The scarcity of books in developing countries in this day and age feels criminal. Especially in this day and age, when the advancements in digital and print business have made it possible for book lovers to get access to all kinds of books. Even if a book is out of circulation, it is possible to locate it online. However, this access is limited to only a few countries and the privilege is not extended to those less fortunate.

Here are three major reasons for the disparity in the availability of books in developing countries in Asia and Africa.

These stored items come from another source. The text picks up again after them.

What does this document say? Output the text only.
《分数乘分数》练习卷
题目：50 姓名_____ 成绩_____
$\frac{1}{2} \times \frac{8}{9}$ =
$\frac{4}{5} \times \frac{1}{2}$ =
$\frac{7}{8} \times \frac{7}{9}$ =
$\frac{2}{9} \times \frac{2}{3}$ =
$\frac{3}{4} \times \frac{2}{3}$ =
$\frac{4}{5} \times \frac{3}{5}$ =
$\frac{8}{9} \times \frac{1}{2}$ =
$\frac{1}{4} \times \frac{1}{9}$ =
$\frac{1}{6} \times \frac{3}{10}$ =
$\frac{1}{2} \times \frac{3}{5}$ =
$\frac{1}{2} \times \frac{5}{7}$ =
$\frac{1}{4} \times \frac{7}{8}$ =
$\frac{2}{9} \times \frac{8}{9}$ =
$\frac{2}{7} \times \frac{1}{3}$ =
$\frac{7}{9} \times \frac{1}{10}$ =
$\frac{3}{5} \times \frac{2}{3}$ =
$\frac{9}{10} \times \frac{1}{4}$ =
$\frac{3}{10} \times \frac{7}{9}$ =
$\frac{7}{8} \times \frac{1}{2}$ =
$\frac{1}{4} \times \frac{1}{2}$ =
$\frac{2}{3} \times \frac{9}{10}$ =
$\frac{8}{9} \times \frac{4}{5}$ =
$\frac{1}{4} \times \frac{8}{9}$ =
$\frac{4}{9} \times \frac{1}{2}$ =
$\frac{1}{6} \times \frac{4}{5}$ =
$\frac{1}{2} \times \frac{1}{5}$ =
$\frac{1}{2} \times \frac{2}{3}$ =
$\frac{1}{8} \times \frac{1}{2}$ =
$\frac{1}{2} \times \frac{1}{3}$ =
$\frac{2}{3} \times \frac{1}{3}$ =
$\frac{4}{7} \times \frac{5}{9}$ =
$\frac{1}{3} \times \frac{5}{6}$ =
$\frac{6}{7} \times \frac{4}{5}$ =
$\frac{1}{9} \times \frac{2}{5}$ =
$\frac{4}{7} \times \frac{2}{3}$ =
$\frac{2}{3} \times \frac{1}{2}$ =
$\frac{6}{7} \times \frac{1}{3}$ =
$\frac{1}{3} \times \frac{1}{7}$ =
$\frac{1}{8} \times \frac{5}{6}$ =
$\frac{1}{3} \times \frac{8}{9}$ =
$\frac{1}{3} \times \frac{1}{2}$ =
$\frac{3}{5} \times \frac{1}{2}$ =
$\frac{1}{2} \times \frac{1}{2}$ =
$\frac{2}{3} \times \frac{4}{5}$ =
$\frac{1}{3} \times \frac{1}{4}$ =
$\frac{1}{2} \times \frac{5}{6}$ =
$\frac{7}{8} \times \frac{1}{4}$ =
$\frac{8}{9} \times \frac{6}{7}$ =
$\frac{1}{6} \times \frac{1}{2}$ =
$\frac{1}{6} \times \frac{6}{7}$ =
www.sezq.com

  • High inequality: According to Oxfam, a non-profit organization that comes up with the Global Inequality Report every year, Asia is at a ‘crossroads’ with an estimated 500 million people below the poverty line. When such a huge group of people is fighting for basic survival, how are they supposed to enjoy the finer aspects of life such as browsing through an academic book shop to buy books mandated by their school curriculum? curling up with a book. Even in India, where the literacy rate has improved at a good rate and the government has made significant progress in the education sector through several welfare schemes, the reading and comprehension skills among the disadvantaged section are far behind the urban privileged. Even UNESCO has noted that there is a need for ‘remedial action’ in developing countries as far as providing access to books to all sections of society is concerned.
  • Lack of infrastructure: It has been observed that there are a lot of infrastructural problems when it comes to the supply of books in the developing countries of Asia. The infrastructure development is highly skewed in favor of urban areas and the rural areas are left in apathy. Students have to travel long distances to meet their educational needs. Even academic books like mathematics for engineers, which should be easily available in a nearby shop or delivered online can be an immense time-consuming deal for such students. These are mainly due to a shortage of domestic publishers and e-commerce penetration in the hinterlands. This in turn perpetuates inequality in educational attainments and skills. Similar is the case in Africa. The countries in this part of the world desperately need bookstores both digital and physical that can supply affordable yet superior quality books that would eventually bridge the educational inequality in the world.
  • Supply chain bottlenecks: Other than the lack of e-commerce penetration and infrastructural problems like poor internet connection due to the absence of enough mobile towers and optical fibers, there are other bottlenecks that have plagued the book distribution business. In many developing countries you would find several complications in the domestic publishing industry that hinders the book flow supply such as poor quality paper supply, lax copyright regime, tariff obstacles, and currency restrictions. Above all is the lack of a reliable distributing service. These restrictions have imposed a huge price on these countries in the form of poor demographic dividends. These countries need a quick revamp of their laws and regulations to facilitate publishing and distribution businesses to flourish and fill the supply void.

Nut Graf

No child should be devoid of the writings of great authors. Every child should broaden their imagination by reading P.G Wodehouse, discover their inner adventure through the works of Ruskin Bond or Enid Blyton, know about different aspects of human nature from Shakespeare’s works, and read biographies of great men to build leadership skills. They should also be able to explore the work of brilliant scientists like Richard Feynman and Stephen Hawking by ordering their books from a nearby academic book shop. For this to happen, there’s an immediate need to enable access to all kinds of books along with clearing supply-chain bottlenecks, especially in Asian countries. Certain companies are trying hard to turn this vision into reality by making high-quality books available to every book lover so that no one is deprived of their favorite books anymore.